After recent news of the northward spread of invasive hemlock woolly adelgid (HWA) to Ludington State Park, it is more important than ever before that hemlock trees on public and private property are checked for the invasive insect.
According to the Michigan Department of Natural Resources (MDNR) and the Michigan Department of Agriculture and Rural Development (MDARD), winter is an ideal time to check hemlocks for the invasive pest. In a recent email press release by the MDNR (released on Tuesday, Dec. 1), Robert Miller, MDARD’s invasive species prevention and response specialist, explained why winter is a good time of year to check hemlock trees for HWA infestations.
“Cooler temperatures trigger feeding activity,” Miller said. “As hemlock woolly adelgids feed, they secrete a white, waxy material that creates ovisacs. The presence of these small, round, white masses makes it possible to identify infested trees.”

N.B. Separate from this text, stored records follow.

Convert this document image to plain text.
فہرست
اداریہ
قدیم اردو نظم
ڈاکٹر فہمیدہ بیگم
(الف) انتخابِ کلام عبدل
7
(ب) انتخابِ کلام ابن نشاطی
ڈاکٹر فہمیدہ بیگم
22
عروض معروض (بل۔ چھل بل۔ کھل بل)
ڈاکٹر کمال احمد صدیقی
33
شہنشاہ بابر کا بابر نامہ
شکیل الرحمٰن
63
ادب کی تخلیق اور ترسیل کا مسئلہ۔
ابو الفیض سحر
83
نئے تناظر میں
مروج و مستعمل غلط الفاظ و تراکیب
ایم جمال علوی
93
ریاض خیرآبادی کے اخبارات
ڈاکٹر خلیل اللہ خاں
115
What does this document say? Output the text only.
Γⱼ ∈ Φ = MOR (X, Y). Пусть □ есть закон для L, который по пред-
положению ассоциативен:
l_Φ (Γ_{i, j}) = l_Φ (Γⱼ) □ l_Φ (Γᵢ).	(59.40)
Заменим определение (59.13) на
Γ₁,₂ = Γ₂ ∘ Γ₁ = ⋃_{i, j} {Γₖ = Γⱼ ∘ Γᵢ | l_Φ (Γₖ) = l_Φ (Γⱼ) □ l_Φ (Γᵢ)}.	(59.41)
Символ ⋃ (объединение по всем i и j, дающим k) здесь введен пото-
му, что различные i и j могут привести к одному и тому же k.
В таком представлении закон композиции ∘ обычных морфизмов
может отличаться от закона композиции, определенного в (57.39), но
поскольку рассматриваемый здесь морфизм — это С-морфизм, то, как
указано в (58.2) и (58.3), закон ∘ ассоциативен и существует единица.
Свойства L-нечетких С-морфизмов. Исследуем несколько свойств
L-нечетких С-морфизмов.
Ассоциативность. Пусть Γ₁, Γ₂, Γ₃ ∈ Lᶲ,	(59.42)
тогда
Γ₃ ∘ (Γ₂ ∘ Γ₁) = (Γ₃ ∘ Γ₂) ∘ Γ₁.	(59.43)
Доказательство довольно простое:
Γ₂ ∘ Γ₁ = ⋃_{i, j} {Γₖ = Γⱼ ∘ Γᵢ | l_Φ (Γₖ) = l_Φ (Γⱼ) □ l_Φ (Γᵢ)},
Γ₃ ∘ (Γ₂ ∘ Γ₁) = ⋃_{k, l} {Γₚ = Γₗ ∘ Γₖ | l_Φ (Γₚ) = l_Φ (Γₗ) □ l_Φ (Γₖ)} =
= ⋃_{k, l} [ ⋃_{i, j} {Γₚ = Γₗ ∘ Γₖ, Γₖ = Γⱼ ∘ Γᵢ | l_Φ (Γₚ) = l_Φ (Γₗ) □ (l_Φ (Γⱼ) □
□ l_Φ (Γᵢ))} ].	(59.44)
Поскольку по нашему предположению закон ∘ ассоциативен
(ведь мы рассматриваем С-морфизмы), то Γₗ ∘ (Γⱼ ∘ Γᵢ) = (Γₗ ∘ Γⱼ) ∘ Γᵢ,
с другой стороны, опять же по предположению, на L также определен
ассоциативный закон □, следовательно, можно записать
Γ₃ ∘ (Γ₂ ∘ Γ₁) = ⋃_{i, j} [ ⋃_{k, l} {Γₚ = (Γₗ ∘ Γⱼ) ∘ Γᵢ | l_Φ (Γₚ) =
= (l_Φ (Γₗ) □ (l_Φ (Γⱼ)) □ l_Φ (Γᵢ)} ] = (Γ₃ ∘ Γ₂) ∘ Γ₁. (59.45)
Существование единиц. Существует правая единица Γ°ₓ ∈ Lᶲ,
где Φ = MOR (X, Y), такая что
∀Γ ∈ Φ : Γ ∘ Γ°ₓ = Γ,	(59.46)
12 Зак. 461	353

Five counties in Michigan have confirmed infestations of HWA, all of which border Lake Michigan. These counties include Allegan, Mason, Muskegon, Oceana and Ottawa. During the winter months, both state natural resource professionals and local partners can be found checking hemlock trees on public land within an approximate five-mile border along Lake Michigan to identify infested trees. The location of these trees is then recorded so that they can be treated with insecticide in the summer. This treatment method has been known to successfully protect hemlock trees from further damage from HWA.